Cecilia Cubarle paints. She makes bold claims for painting and the pleasure of the “act of painting”. She enjoys the sensuality and the materiality of paint as a plastic resource; yet, at the same time, you feel that she is paying tribute to the masters of the history of art that have been shaping the iconography of her imagination. With her profoundly self-referential body of work, Cubarle forms part of the generation that began working at the dawn of the new millennium, at the moment when the western world felt that all its certainties had been undermined. If, towards the end of the 20th century, the collapse of the grand narratives of history laid bare the fragility of existence, then the start of the 21st century brought with it the sensation of permanent uncertainty and the establishment of a new world order for which the user’s manual is yet unknown.

For Cubarle, painting is her refuge, the space in which her fortitude can flourish. It is a place from where she can make herself heard, from where the artist can articulate her message using a language of plain colours, of almost graphic directness, that resorts to “ready-made” images, and that sometimes even flirts with pop imagery. A simple and effective language in which she comments on, questions and discusses certain aspects of contemporary life with which she feels less than comfortable.

In her paintings the artist appropriates, copies, amplifies, translates and replicates with obsessive meticulousness everything that captures her attention. A butterfly, an old Singer sewing machine or traffic signs, can be the point of departure, the trigger for any of her series.

With her penetrating gaze, Cubarle critically metabolises her surroundings. Her anger at man’s exploitation of man and the subjugation of the rights of the citizen are the origin of the series on Les Droits de l’Homme (the Human Rights) from 2004.

Cubarle has demonstrated similar commitment in dismantling several of the myths of our consumer society: from a Marilyn “to cut-out” to a “look-but-don’t-touch” Madonna, from a Superman knocked out by the global crisis to a Bin Laden converted into merchandising. From glamour girl to material girl, from superhero to supervillain, her characters file past in a biting commentary on the state of our contemporary world.

For Cecilia Cubarle the history of art is an enormous “collection of figurines” that she ransacks to stock her own collage of images. She freely uses the most sacred and historical works of art, which she decontextualises with total abandon to put into a new context.

In her series Art & Market, it’s all about dealing the artist ponders the question of how works of art are valued: for their aesthetic value or for their market price? She reflects on the phenomenon of financial speculation that is now associated with the market, and the mechanisms that regulate it. At the same time she parodies the very lexicon of the medium: Estimation and Conditions to buy and sell Art are some of the titles of her works.

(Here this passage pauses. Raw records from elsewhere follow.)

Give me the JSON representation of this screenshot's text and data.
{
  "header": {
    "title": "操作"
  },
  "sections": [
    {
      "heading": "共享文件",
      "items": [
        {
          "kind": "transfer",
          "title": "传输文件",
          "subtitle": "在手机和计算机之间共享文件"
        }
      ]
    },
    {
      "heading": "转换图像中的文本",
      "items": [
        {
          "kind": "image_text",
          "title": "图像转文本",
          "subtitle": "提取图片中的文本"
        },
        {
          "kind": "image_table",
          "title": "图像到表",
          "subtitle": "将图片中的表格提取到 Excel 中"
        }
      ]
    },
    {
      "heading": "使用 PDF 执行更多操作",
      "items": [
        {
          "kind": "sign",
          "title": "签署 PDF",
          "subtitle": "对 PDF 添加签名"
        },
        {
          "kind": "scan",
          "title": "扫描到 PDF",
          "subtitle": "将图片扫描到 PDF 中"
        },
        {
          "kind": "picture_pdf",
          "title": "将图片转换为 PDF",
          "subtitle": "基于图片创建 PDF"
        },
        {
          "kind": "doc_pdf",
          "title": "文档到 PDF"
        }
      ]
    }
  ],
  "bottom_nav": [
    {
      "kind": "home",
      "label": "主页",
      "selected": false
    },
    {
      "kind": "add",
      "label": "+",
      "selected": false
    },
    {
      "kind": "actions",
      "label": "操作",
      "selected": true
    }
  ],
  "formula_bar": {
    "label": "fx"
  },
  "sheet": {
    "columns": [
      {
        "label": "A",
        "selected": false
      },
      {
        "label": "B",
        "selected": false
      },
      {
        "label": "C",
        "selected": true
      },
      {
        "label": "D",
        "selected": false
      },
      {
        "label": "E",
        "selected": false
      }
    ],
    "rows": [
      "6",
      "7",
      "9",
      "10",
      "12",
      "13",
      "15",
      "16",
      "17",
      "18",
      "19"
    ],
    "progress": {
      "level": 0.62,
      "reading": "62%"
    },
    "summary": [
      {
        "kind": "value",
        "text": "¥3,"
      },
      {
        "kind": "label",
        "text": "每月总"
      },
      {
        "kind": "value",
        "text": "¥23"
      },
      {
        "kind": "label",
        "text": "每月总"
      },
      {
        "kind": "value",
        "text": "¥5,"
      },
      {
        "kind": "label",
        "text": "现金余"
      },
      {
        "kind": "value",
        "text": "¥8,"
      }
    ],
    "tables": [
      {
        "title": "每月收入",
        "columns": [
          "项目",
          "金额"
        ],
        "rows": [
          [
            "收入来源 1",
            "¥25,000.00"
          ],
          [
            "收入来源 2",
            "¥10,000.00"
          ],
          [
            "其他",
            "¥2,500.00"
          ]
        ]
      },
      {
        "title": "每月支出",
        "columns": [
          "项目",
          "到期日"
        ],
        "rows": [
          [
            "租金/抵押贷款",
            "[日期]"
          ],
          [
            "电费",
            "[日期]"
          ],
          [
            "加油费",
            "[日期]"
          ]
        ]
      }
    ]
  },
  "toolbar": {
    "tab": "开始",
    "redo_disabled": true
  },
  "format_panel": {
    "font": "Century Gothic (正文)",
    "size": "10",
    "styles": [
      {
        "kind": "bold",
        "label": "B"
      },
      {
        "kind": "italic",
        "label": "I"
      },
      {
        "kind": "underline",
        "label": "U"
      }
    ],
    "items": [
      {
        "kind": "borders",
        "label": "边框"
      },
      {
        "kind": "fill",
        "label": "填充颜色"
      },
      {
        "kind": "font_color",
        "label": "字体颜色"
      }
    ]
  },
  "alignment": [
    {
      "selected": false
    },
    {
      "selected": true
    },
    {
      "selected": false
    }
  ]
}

Displaying her personal universe, Cubarle’s painting carries a heavy existential load. Early in Cubarle’s career, her drawing teacher, Pablo González Padilla, observed, “Her work involves her and commits her both artistically and morally”. Through images that at first sight seem carefree and cheerful, the work of this young artist from Córdoba, Argentina, now settled in Paris, transmutes into a gigantic question mark that unrelentingly interrogates the spectator. Cubarle gives no respite.

Behind the decorative appearance is revealed a profoundly humanist body of work, of great ethical commitment, in which the artist is permanently asking what her place is in the scheme of things. But, more significantly still, for her the overriding question is: “What is the place of contemporary humankind at this historical crossroads where we are fated to live?”